Avengers: Age of Ultron was both better than I expected (my expectations had been lowered by what I had been reading and hearing about it) and is a harbinger of worry for the direction of film. That’s not to say I didn’t have fun watching it; I did. I liked the humor even if it was predictable and a bit repetitive. While convoluted and disjointed, there were the makings of a story in it; with a little squinting you had yourself an overarching narrative. The action was terrific; the visuals and sound were amazing. So, fun. Should a popcorn action movie do more? Yes, and we’ve seen it done. We’ve even seen it done by this director (Joss Whedon) in this franchise (The Avengers). The best piece I’ve seen discussing this is Sady Doyle’s Age of Robots: How Marvel Is Killing the Popcorn Movie — Medium. While I suspect that Ms. Doyle and I don’t share a common worldview, her arguments are compelling. I highly encourage you to go read it; read all of it to get its full meaning even if you don’t agree with some or all of it. It’s an equally moving piece about story and story’s importance in our lives as it is a commentary about Marvel’s potentially deleterious influence on movie making. Go ahead, I’ll be right here when you’re done.
It’s a little embarrassing that I’ve come to expect an outline instead of a genuine story out of popcorn movies. It’s a little like, once upon a time, we all expected baked chicken with rosemary, were led to lightly peppered chicken strips using breast meat and have succumbed to eating processed nuggets. I think it’s OK to have an occasional nugget, but Ms. Doyle suggests that we’re heading into a world dominated by the cinematic equivalent Chicken McNuggets.
I enjoyed watching Age of Ultron, I even like the bad guy more than most, but, upon reflection (and with a little nudge from Ms. Doyle), I see the emptiness of that meal. I wouldn’t worry at all if this were a one-off, but I do see the concern that the Marvel franchise will unduly influence filmmaking. I agree with Ms. Doyle that, even in the most popcorn crunching summer adventure film, we should always demand genuine story. It doesn’t have to be some angst-ridden François Truffaut film, but it does need to have a narrative arc that makes sense.
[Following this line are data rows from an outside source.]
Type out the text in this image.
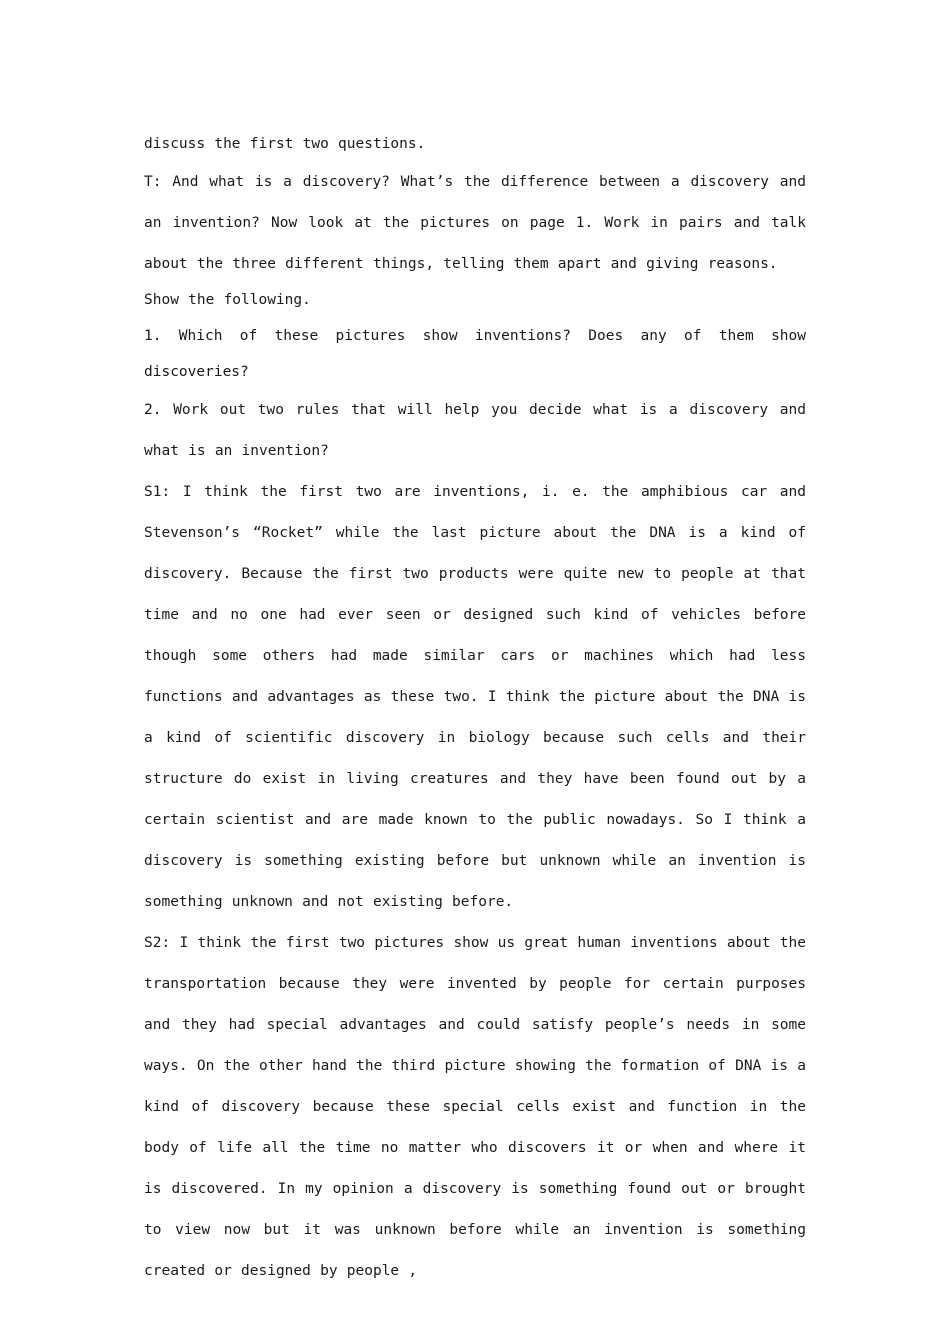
discuss the first two questions.

T: And what is a discovery? What’s the difference between a discovery and an invention? Now look at the pictures on page 1. Work in pairs and talk about the three different things, telling them apart and giving reasons.

Show the following.

1. Which of these pictures show inventions? Does any of them show discoveries?

2. Work out two rules that will help you decide what is a discovery and what is an invention?

S1: I think the first two are inventions, i. e. the amphibious car and Stevenson’s “Rocket” while the last picture about the DNA is a kind of discovery. Because the first two products were quite new to people at that time and no one had ever seen or designed such kind of vehicles before though some others had made similar cars or machines which had less functions and advantages as these two. I think the picture about the DNA is a kind of scientific discovery in biology because such cells and their structure do exist in living creatures and they have been found out by a certain scientist and are made known to the public nowadays. So I think a discovery is something existing before but unknown while an invention is something unknown and not existing before.

S2: I think the first two pictures show us great human inventions about the transportation because they were invented by people for certain purposes and they had special advantages and could satisfy people’s needs in some ways. On the other hand the third picture showing the formation of DNA is a kind of discovery because these special cells exist and function in the body of life all the time no matter who discovers it or when and where it is discovered. In my opinion a discovery is something found out or brought to view now but it was unknown before while an invention is something created or designed by people ,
Now, we certainly know that Joss Whedon can tell a story in the midst of action and fun. But let’s think about how this plays out. It’s not in explanatory monolog. It’s not in long dialog. We’re not talking about Waiting for Godot. No, it takes place in those interchanges constantly occurring between characters in the midst of action. It builds over time. It happens at the end during those moments in Firefly episodes where they meet at the dining table and reflect their adventures. We consistently see two things happen: characters are developed and the narrative is moved forward. “Reveals” come organically through the action and dialog and directly tie into the current story as well as foreshadow future events. Ms. Doyle points out that this is missing from Age of Ultron because future movies are foreshadowed with no tie to the current movie (embedded advertisement), characters are not developed either explicitly or through the action and dialogue and short substitutes are used for doing this work. Now every medium has its benefits and limitations. For example, Firefly was able to develop character and story lines over a longer length of time due to the serial nature of the TV series. For all the wonders of the movie Serenity, that really wasn’t available in its time frame. Nicely enough, it was mostly busy tying up loose ends or killing off favorite characters (Wash, we hardly knew ye). The salient point, however, is that a 2 ½ hour movie does not a TV series make. Similarly, visual medium, be it TV or movie, cannot develop characters and story with the same richness as those in a book. A lot of this simply has to do with the narrative space available to paint your characters and build your story. Books have the most and movies have the least. So, when you take an already limited media and further limit it through formulaic storylines and embedded commercials, you’re left with very little canvas on which to paint. (Of course, it’s not just length of time, as we saw with Deathly Hallows I & II and The Hobbit I, II, & III.) That’s the concern; the Marvel influence on the industry will push more formulaic stories (as if we needed more) and more embedded commercials than ever before. This road is especially tempting when the cost of producing these things is astronomically high with the requisite amount of risk of seeing a return on the investment equally high.
While I love books more than movies and TV, I still love those media. I hate to see a further degradation of story presented visually and sonically as only movies and TV can do. Each type of media has its place, but there is a minimal expectation for story no matter the media.
Long live the narrative! We have seen time and again that audiences appreciate stories and characters (think original Star Wars as opposed to prequels) over mere visual glitz. As is often the case, Hollywood may find itself playing the safe card only to lose in the long run.